There are several reasons for the solvency problems of Social Security and Medicare. One is the simple, unsparing arithmetic of longer life spans and lower birth rates, which inevitably leads to fewer workers supporting more retirees. Another is the runaway cost of health care, which for decades has been rising at a rate well above inflation. And a third is the financing structure of Social Security, which is largely “pay-as-you-go” rather than “pre-funded.”

That’s not what Franklin Delano Roosevelt had in mind when he created Social Security in 1935. He favored a pre-funded financing structure – in which the payroll taxes paid by workers would be saved by the government and returned to them in the form of a pension, much the way private sector pension plans operate. But with the economy still mired in the Great Depression, and with poverty still rampant among the elderly, Congress was eager to get Social Security benefits flowing out more quickly to recipients. Through a series of amendments in the late 1930s and early 1940s, it converted Social Security to a largely pay-as-you-go system, in which payments to current beneficiaries come from taxes on current workers.

That change produced windfalls for the first few generations of recipients, who collectively have received many trillions of dollars more in benefits than they paid in taxes.  Now, however, as the system has matured, as life spans have grown longer and as birth rates have declined,  Social Security’s own actuaries and trustees say that, absent changes to the program, today’s and tomorrow’s young stand to get back much less in less in benefits than they’ll pay in taxes.

And they know it. According to a Pew Research survey taken earlier this year, just 6% of Millennials say they expect to receive full Social Security benefits when they retire. Fully half say they expect to get  nothing at all.

Even so, Social Security and Medicare remain the nation’s most popular domestic programs. Nearly nine in 10 Americans of all generations say they are good for the country.  Understandably so: Without them, about four in ten seniors would be poor. Because of them, only about one in 10 is poor. This is a blessing not just for the seniors, but for everyone who loves, supports and depends on seniors – which is to say, everyone.

They are also the purest expression in public policy of the idea that as Americans, we are a community, all in this together. But the math that sustained these programs in the 20th century will not work in the 21st.  The longer elected officials put off making the hard fixes – be they in the form of benefit trims, tax increases or both – the deeper the hole becomes and the more “the burdens of correcting the shortfall [will land] on the younger workers who already stand to be treated less favorably,” write Blahous and Reischauer.

Does this mean a generational war? Let’s hope not. We live at a time when there are large generational differences on many political issues, but Social Security and Medicare have not become a source of conflict between old and young, even though they have some different views about how the program should be reformed.

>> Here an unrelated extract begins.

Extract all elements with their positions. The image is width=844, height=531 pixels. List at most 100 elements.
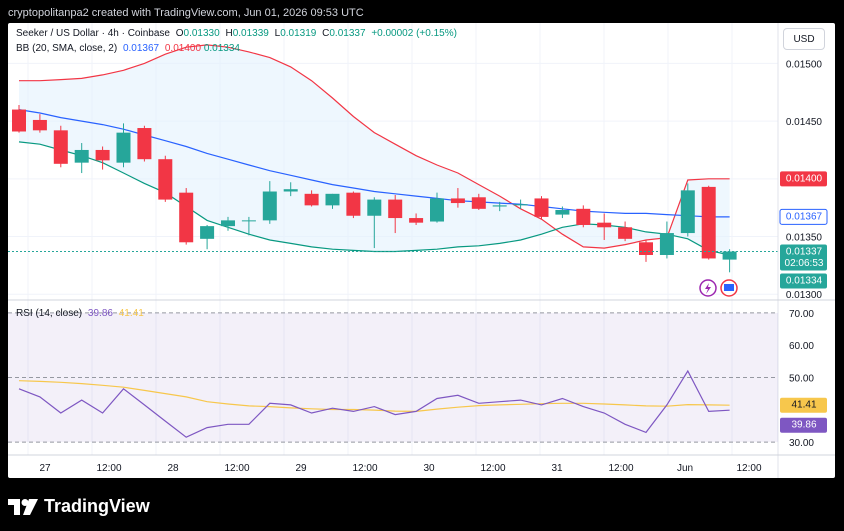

As the fiscal stresses on these programs mount, it’s possible this will change. But if Americans of all ages can bring to the public square the same genius for generational interdependence they bring to their family lives, the politics of entitlement reform will be less toxic and the policy choices less daunting. That’s a big if. It’s also the most promising way to frame the conversation.

Paul Taylor  is the author of The Next America and the former executive vice president of Pew Research Center.